Джек слушал умиротворяюще спокойное дыхание Янто, который с переменным успехом боролся с накатывающей сонливостью, и сам поддался отвлечённому раздумью. Временами капитан грешным делом думал, что за свой долгий век уже привык ко всем сторонам человеческого характера, что познал достаточно, чтобы безошибочно разгадывать кого бы то ни было и что удивить его больше нечем, а всё, что он видел прежде, будет всего-навсего бесконечно возвращаться — в разной форме, но одно и то же. Однако Янто то и дело доказывал ему, что рано радоваться — то ли ещё будет… Без сомнений, он был особенным. Один на миллион — или даже больше. Джек с трудом припоминал, когда в последний раз у него был постоянный партнёр, с которым не хотелось ничего менять, не хотелось даже думать о том, чтобы однажды остановиться, — его согревало понимание, что таким стал для него именно Янто. И если бы вдруг бессмертное существование каким-нибудь чудесным образом прекратилось, плавно перейдя в обычную человеческую жизнь с запасом в пару десятилетий, он ни минуты бы не раздумывал перед выбором, с кем ему стоит разделить эту жизнь.
Джек с трудом сдержал усмешку над самим собой: да, похоже, он и впрямь слишком много умирал.
А Янто, чтобы не допустить провала в сонное забытьё, снова заговорил, растревожив вязкое безмолвие:
— Ты бы правда взял меня с собой? — он не стал уточнять, надеясь, что его партнёр в состоянии без лишних подробностей понять, что он имел в виду.
— Обязательно возьму, — незамедлительно последовал ответ. — Если, конечно, ты согласен.
— Обязательно соглашусь, — проглотив несвоевременный зевок, произнёс Джонс. — Только… сосредоточимся на том, чтобы поскорее разгрести бардак на нашей планете, ладно? А потом я, может быть, отвечу, действительно готов ли сбежать с тобой на край вселенной.

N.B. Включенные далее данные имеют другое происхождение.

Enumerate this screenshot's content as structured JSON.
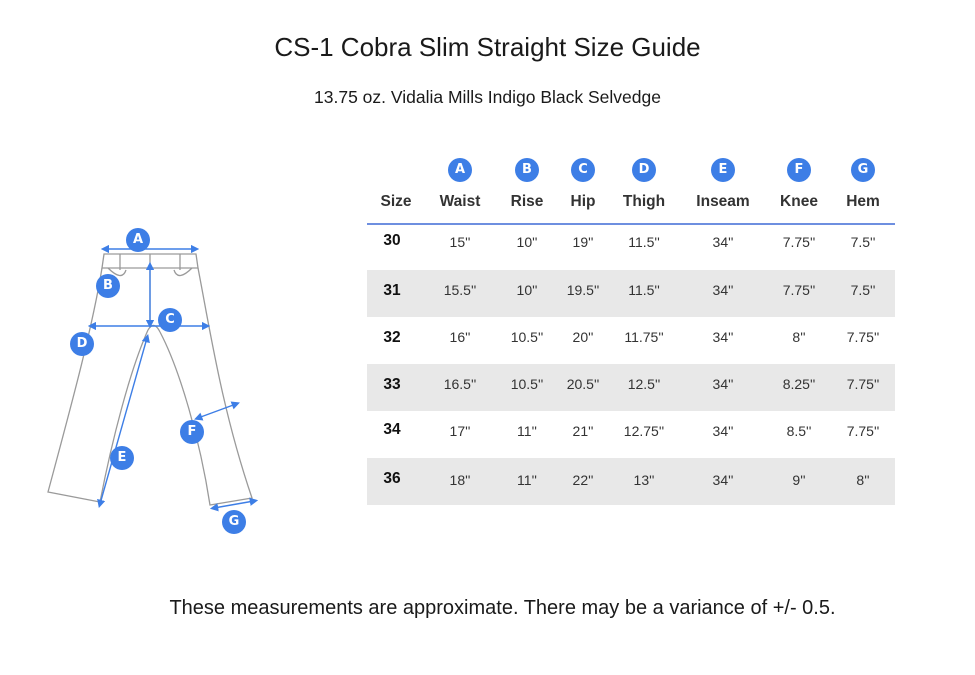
{
  "title": "CS-1 Cobra Slim Straight Size Guide",
  "subtitle": "13.75 oz. Vidalia Mills Indigo Black Selvedge",
  "footer_note": "These measurements are approximate. There may be a variance of +/- 0.5.",
  "accent_color": "#3d7ee6",
  "diagram_labels": [
    "A",
    "B",
    "C",
    "D",
    "E",
    "F",
    "G"
  ],
  "table": {
    "size_header": "Size",
    "columns": [
      {
        "letter": "A",
        "label": "Waist"
      },
      {
        "letter": "B",
        "label": "Rise"
      },
      {
        "letter": "C",
        "label": "Hip"
      },
      {
        "letter": "D",
        "label": "Thigh"
      },
      {
        "letter": "E",
        "label": "Inseam"
      },
      {
        "letter": "F",
        "label": "Knee"
      },
      {
        "letter": "G",
        "label": "Hem"
      }
    ],
    "rows": [
      {
        "size": "30",
        "values": [
          "15''",
          "10''",
          "19''",
          "11.5''",
          "34''",
          "7.75''",
          "7.5''"
        ]
      },
      {
        "size": "31",
        "values": [
          "15.5''",
          "10''",
          "19.5''",
          "11.5''",
          "34''",
          "7.75''",
          "7.5''"
        ]
      },
      {
        "size": "32",
        "values": [
          "16''",
          "10.5''",
          "20''",
          "11.75''",
          "34''",
          "8''",
          "7.75''"
        ]
      },
      {
        "size": "33",
        "values": [
          "16.5''",
          "10.5''",
          "20.5''",
          "12.5''",
          "34''",
          "8.25''",
          "7.75''"
        ]
      },
      {
        "size": "34",
        "values": [
          "17''",
          "11''",
          "21''",
          "12.75''",
          "34''",
          "8.5''",
          "7.75''"
        ]
      },
      {
        "size": "36",
        "values": [
          "18''",
          "11''",
          "22''",
          "13''",
          "34''",
          "9''",
          "8''"
        ]
      }
    ]
  }
}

Джек улыбнулся, наградив Янто лёгким поцелуем в лоб, прежде чем ответить:
— Как скажешь.
Вокруг Янто ничего не осталось, кроме тепла, призрачных звуков ночного города, ласкового прикосновения чужого дыхания к ободранной щеке и согревавшей душу веры, что всё непременно наладится. Что расцветающий на востоке светлый бутон солнца не принесёт с собой ничего плохого. Если он персонально не сможет повлиять на ход происходящего — Джек сможет. Да, он… оступился прежде. Узнавать об этом — ошеломительно. Но Янто Джонс не сомневался, что на сей раз всё будет иначе, что нынешний капитан Харкнесс, его капитан Харкнесс, не посмеет остаться в стороне. Янто верил в это как в чёртов постулат.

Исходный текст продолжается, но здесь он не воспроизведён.